Der Spiegel: Isso significa que as mulheres detêm a chave para o combate à pobreza e à fome?

Yunus:
Nós certamente percebemos que, quando contam com a oportunidade, as mulheres administram o dinheiro de forma mais eficiente. Elas contam com uma visão de longo prazo, e gerenciam o dinheiro mais cuidadosamente. Os homens são mais insensíveis com relação ao dinheiro. A primeira tendência deles é gastar tudo se embebedando em um bar, ou com prostitutas e jogatina. Já as mulheres são imbuídas de um tremendo senso de auto-sacrifício, e tentam tirar o maior proveito possível do dinheiro. Fazem isso para os seus filhos, mas também para os seus maridos.

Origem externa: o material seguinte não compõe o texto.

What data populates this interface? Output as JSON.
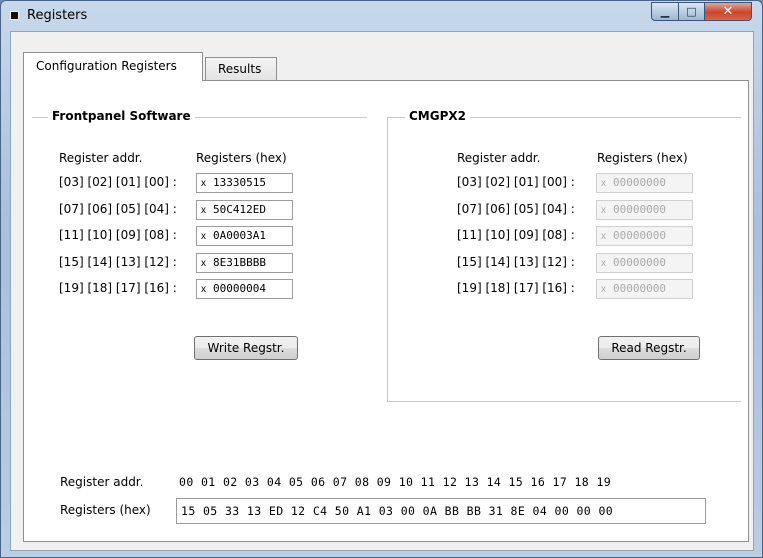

Der Spiegel: Não seria um corolário lógico que as políticas de desenvolvimento devessem se concentrar nos direitos das mulheres e na igualdade entre os sexos de forma muito mais extensa do que vem ocorrendo?

Yunus:
Não estou postulando nenhuma demanda política, por exemplo, pela igualdade entre os sexos. Já temos um índice 50-50. A nossa filosofia funciona muito melhor. Atualmente, todas as crianças do Banco Grameen estão na escola, e muitas foram além, terminando o segundo grau e a universidade, estudando para tornarem-se médicos e engenheiros. E tudo isso por causa das suas mães. As mães sempre se concentram em gerar benefícios para os filhos.

Der Spiegel: Os especialistas em desenvolvimento e as organizações não governamentais têm exigido um cancelamento da dívida dos países pobres. Você apóia essa demanda?

Yunus:
Não. E ao rejeitar tal idéia, eu falo em nome dos pobres. Queremos ajudar os mais pobres dentre os pobres, aqueles que são incapazes de nos pagar em moeda forte. Portanto, necessitamos de fundos comunitários ou de micro-créditos, que dão ao tomador de empréstimos a possibilidade e, conseqüentemente, a dignidade de ser capaz de pagar de volta a dívida que contraiu na sua própria moeda, da forma e no momento que puder. Mas é preciso que se dê a esses indivíduos a sensação de que se trata do dinheiro deles, para as suas necessidades. Se apenas perdoarmos as dívidas em uma espécie de indulto generalizado, o dinheiro que não foi pago poderá ser usado para outras coisas - armas, artigos de luxo -, para tudo, menos para ajudar os pobres.

Der Spigel: O comitê do Prêmio Nobel considera a pobreza uma ameaça bem maior à paz mundial do que o fundamentalismo terrorista. Isso está correto?

Yunus:
Sim. As crianças que estudam nas madrassas, ou escolas islâmicas, vêm de famílias extremamente pobres. Os pais mandam os filhos para lá para que estes sejam alimentados, cuidados e educados e guiados espiritualmente - tudo isso de graça. Ao doarem um ou dos filhos para a fé, vários pais pobres chegam a ter uma sensação de que há um lugar reservado para eles no céu. É dessa forma que o fanatismo religioso é cultivado em meio aos pobres. Esse problema não pode ser resolvido por meios militares, mas somente através da justiça e da igualdade globais.

Der Spiegel: Os seus compatriotas alimentam grandes expectativas em relação ao seu Prêmio Nobel, e vêem em você um farol de esperança nas eleições vindouras. Eles estão certos em proceder dessa forma?

Yunus:
Durante vários anos ficamos em primeiro lugar na lista das nações mais corruptas do mundo. Haverá eleições no início de 2007, e teremos uma oportunidade de ouro de reverter essa estatística. É por esse motivo que estou movendo uma campanha contra a corrupção. A minha meta é garantir que haja candidatos honestos, um governo íntegro e uma política limpa. Eu gostaria de assegurar que os ladrões não tivessem mais chances no meu país.